TheyWorkForYou now finds whenever an old version of Hansard is referenced (which they do by date and column number, e.g. Official Report, 29 February 2008, column 1425) and turns the citation into a link to a search for the speeches in that column on that date. This only really became feasible when we moved server, upgraded Xapian, and added date and column number metadata (among others), allowing much more advanced and focussed searching – the advanced search form gives some ideas. Perhaps in future we’ll be able to add some crowd-sourcing game to match the reference to the exact speech, much like our video matching (nearly 80% of our archive done!). 🙂
Kudos to Google and Yahoo! for spotting this change within a couple of days, as they’re now so busy crawling everything for changes that they’re slowing the whole website down… 😉
Seems Yahoo parses the robots file in an interesting way.

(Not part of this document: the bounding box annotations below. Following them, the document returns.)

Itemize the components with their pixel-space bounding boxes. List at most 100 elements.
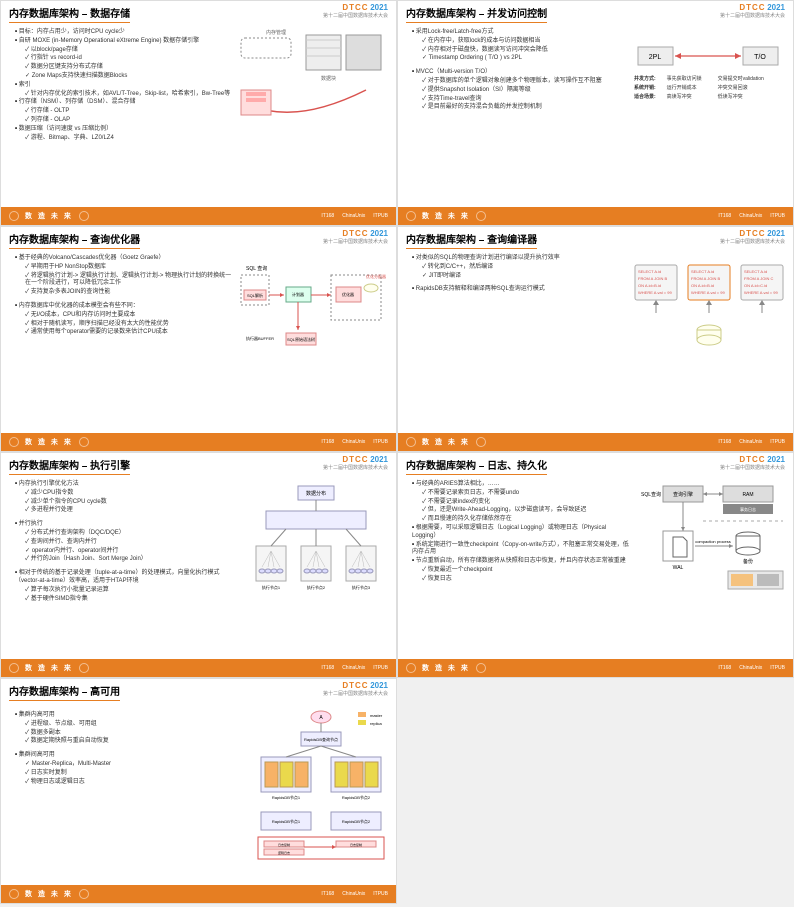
- slide-title: 内存数据库架构 – 查询编译器: [406, 231, 537, 249]
- svg-text:WHERE A.val = 99: WHERE A.val = 99: [744, 290, 778, 295]
- bullet-item: 对类似的SQL的物理查询计划进行编译以提升执行效率: [412, 255, 629, 263]
- bullet-item: 是目前最好的支持混合负载的并发控制机制: [412, 104, 629, 112]
- slide-footer: 数 造 未 来IT168ChinaUnixITPUB: [1, 659, 396, 677]
- svg-text:执行器BUFFER: 执行器BUFFER: [246, 335, 274, 341]
- bullet-item: RapidsDB支持解释和编译两种SQL查询运行模式: [412, 286, 629, 294]
- svg-text:计划器: 计划器: [292, 291, 304, 297]
- bullet-item: 对于数据库的单个逻辑对象创建多个物理版本，读写操作互不阻塞: [412, 78, 629, 86]
- bullet-item: 目标：内存占用少，访问时CPU cycle少: [15, 29, 232, 37]
- svg-text:数据块: 数据块: [321, 75, 336, 82]
- bullet-item: 不需要记录index的变化: [412, 499, 629, 507]
- svg-text:master: master: [370, 713, 383, 718]
- bullet-item: 基于经典的Volcano/Cascades优化器（Goetz Graefe）: [15, 255, 232, 263]
- bullet-item: JIT即时编译: [412, 273, 629, 281]
- svg-text:执行节点2: 执行节点2: [307, 584, 326, 590]
- bullet-item: 但，还是Write-Ahead-Logging，以步磁盘读写，会导致延迟: [412, 507, 629, 515]
- footer-brand: IT168: [321, 213, 334, 219]
- bullet-item: 转化到C/C++，然后编译: [412, 264, 629, 272]
- slide-title: 内存数据库架构 – 并发访问控制: [406, 5, 547, 23]
- content-text: 与经典的ARIES算法相比，……不需要记录索页日志，不需要undo不需要记录in…: [412, 481, 633, 623]
- footer-brand: ITPUB: [373, 665, 388, 671]
- footer-brand: ChinaUnix: [342, 439, 365, 445]
- bullet-item: 恢复日志: [412, 576, 629, 584]
- svg-text:SELECT A.id: SELECT A.id: [744, 269, 767, 274]
- bullet-item: 数据分区键支持分布式存储: [15, 64, 232, 72]
- footer-brand: IT168: [718, 213, 731, 219]
- bullet-item: 分布式并行查询架构（DQC/DQE）: [15, 530, 232, 538]
- svg-text:T/O: T/O: [754, 54, 766, 61]
- slide-2: 内存数据库架构 – 查询优化器DTCC 2021第十二届中国数据库技术大会基于经…: [0, 226, 397, 452]
- bullet-item: 集群内高可用: [15, 712, 232, 720]
- bullet-item: 日志实时复制: [15, 770, 232, 778]
- bullet-item: 在内存中，获取lock的成本与访问数据相当: [412, 38, 629, 46]
- bullet-item: 数据定期快照与重启自动恢复: [15, 738, 232, 746]
- svg-text:2PL: 2PL: [649, 54, 662, 61]
- svg-text:ON A.id=B.id: ON A.id=B.id: [691, 283, 714, 288]
- dtcc-logo: DTCC 2021第十二届中国数据库技术大会: [323, 455, 388, 471]
- svg-text:备份: 备份: [743, 558, 753, 565]
- footer-brand: IT168: [321, 665, 334, 671]
- slide-footer: 数 造 未 来IT168ChinaUnixITPUB: [398, 433, 793, 451]
- diagram-log: SQL查询 查询引擎 RAM 事务日志 WAL 备份 compaction pr…: [633, 481, 783, 623]
- bullet-item: 支持复杂多表JOIN的查询性能: [15, 289, 232, 297]
- slide-title: 内存数据库架构 – 数据存储: [9, 5, 130, 23]
- svg-text:compaction process: compaction process: [695, 539, 731, 544]
- footer-brand: IT168: [321, 891, 334, 897]
- content-text: 内存执行引擎优化方法减少CPU指令数减少单个指令的CPU cycle数多进程并行…: [15, 481, 236, 623]
- dtcc-logo: DTCC 2021第十二届中国数据库技术大会: [323, 3, 388, 19]
- footer-brand: ITPUB: [373, 439, 388, 445]
- slide-5: 内存数据库架构 – 日志、持久化DTCC 2021第十二届中国数据库技术大会与经…: [397, 452, 794, 678]
- svg-text:RapidsDB节点1: RapidsDB节点1: [272, 794, 301, 800]
- svg-text:SELECT A.id: SELECT A.id: [691, 269, 714, 274]
- bullet-item: 内存数据库中优化器的成本模型会有些不同：: [15, 303, 232, 311]
- bullet-item: 相对于随机读写，顺序扫描已经没有太大的性能优势: [15, 321, 232, 329]
- svg-text:事务日志: 事务日志: [740, 506, 756, 512]
- slide-3: 内存数据库架构 – 查询编译器 DTCC 2021第十二届中国数据库技术大会对类似…: [397, 226, 794, 452]
- svg-text:ON A.id=C.id: ON A.id=C.id: [744, 283, 767, 288]
- svg-text:ON A.id=B.id: ON A.id=B.id: [638, 283, 661, 288]
- footer-brand: IT168: [718, 439, 731, 445]
- diagram-optimizer: SQL 查询 SQL解析 计划器 优化器 执行器BUFFER SQL原始语法树 …: [236, 255, 386, 377]
- bullet-item: 将逻辑执行计划-> 逻辑执行计划、逻辑执行计划-> 物理执行计划的转换统一在一个…: [15, 273, 232, 289]
- bullet-item: 根据需要，可以采取逻辑日志（Logical Logging）或物理日志（Phys…: [412, 525, 629, 541]
- dtcc-logo: DTCC 2021第十二届中国数据库技术大会: [720, 229, 785, 245]
- footer-brand: IT168: [321, 439, 334, 445]
- slide-0: 内存数据库架构 – 数据存储 DTCC 2021第十二届中国数据库技术大会目标：内…: [0, 0, 397, 226]
- bullet-item: 减少CPU指令数: [15, 490, 232, 498]
- svg-text:RapidsDB节点2: RapidsDB节点2: [342, 818, 371, 824]
- footer-brand: ITPUB: [770, 439, 785, 445]
- bullet-item: 通常使用每个operator需要的记录数来估计CPU成本: [15, 329, 232, 337]
- slide-title: 内存数据库架构 – 执行引擎: [9, 457, 130, 475]
- bullet-item: 支持Time-travel查询: [412, 96, 629, 104]
- bullet-item: 早期用于HP NonStop数据库: [15, 264, 232, 272]
- bullet-item: 针对内存优化的索引技术，如AVL/T-Tree，Skip-list，哈希索引，B…: [15, 91, 232, 99]
- bullet-item: 多进程并行处理: [15, 507, 232, 515]
- svg-text:RapidsDB节点1: RapidsDB节点1: [272, 818, 301, 824]
- slide-1: 内存数据库架构 – 并发访问控制DTCC 2021第十二届中国数据库技术大会采用…: [397, 0, 794, 226]
- bullet-item: 相对于传统的基于记录处理（tuple-at-a-time）的处理模式，向量化执行…: [15, 570, 232, 586]
- svg-text:FROM A JOIN C: FROM A JOIN C: [744, 276, 773, 281]
- bullet-item: 算子每次执行小批量记录运算: [15, 587, 232, 595]
- diagram-compiler: SELECT A.id FROM A JOIN B ON A.id=B.id WHE…: [633, 255, 783, 357]
- bullet-item: operator内并行、operator间并行: [15, 548, 232, 556]
- dtcc-logo: DTCC 2021第十二届中国数据库技术大会: [323, 681, 388, 697]
- svg-text:优化器: 优化器: [342, 291, 354, 297]
- svg-text:RAM: RAM: [742, 492, 753, 498]
- bullet-item: 系统定期进行一致性checkpoint（Copy-on-write方式），不阻塞…: [412, 542, 629, 558]
- content-text: 对类似的SQL的物理查询计划进行编译以提升执行效率转化到C/C++，然后编译JI…: [412, 255, 633, 357]
- diagram-exec: 数据分布 执行节点1 执行节点2: [236, 481, 386, 623]
- bullet-item: 内存相对于磁盘快，数据读写访问冲突会降低: [412, 47, 629, 55]
- slide-title: 内存数据库架构 – 查询优化器: [9, 231, 140, 249]
- svg-text:FROM A JOIN B: FROM A JOIN B: [691, 276, 720, 281]
- bullet-item: 并行的Join（Hash Join、Sort Merge Join）: [15, 556, 232, 564]
- footer-brand: ChinaUnix: [739, 213, 762, 219]
- bullet-item: Zone Maps支持快速扫描数据Blocks: [15, 73, 232, 81]
- dtcc-logo: DTCC 2021第十二届中国数据库技术大会: [720, 455, 785, 471]
- footer-brand: ChinaUnix: [342, 891, 365, 897]
- footer-brand: ChinaUnix: [342, 213, 365, 219]
- diagram-storage: 内存管理 数据块: [236, 30, 386, 142]
- bullet-item: 内存执行引擎优化方法: [15, 481, 232, 489]
- bullet-item: 与经典的ARIES算法相比，……: [412, 481, 629, 489]
- footer-brand: ChinaUnix: [342, 665, 365, 671]
- bullet-item: 自研 MOXE (in-Memory Operational eXtreme E…: [15, 38, 232, 46]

Firstly, our file was wrong for not including the Disallow lines for Yahoo as well – explaining why Yahoo was browsing the /user. But not why it was going quickly still.
Matthew’s patch to our robots.txt:
https://secure.mysociety.org/cvstrac/chngview?cn=12284
For what it’s worth, quotations in the Scottish Parliament text on TheyWorkForYou should mostly link to the quoted text by using a different mechanism – the parser tries to match substrings of the quotation in the speeches from the particular day that’s referenced. This isn’t generally useful in the same way, of course, but I thought it worked surprisingly well, and is perhaps worth mentioning in this context.
“Perhaps in future we’ll be able to add some crowd-sourcing game to match the reference to the exact speech”
I don’t think you need to do this (in most cases, anyway) based on the experience of automatic matching of quotations in the SP parser.
The problem is there is no quote – they simply say “I refer the hon. Gentleman to the previous answer I gave [Official Report, 29 February 2008, column 1425]” – so there’s no way to know which speech/answer within that column they mean automatically (it could try and match e.g. speaker name, even subject, but that’s hard graft for not much gain).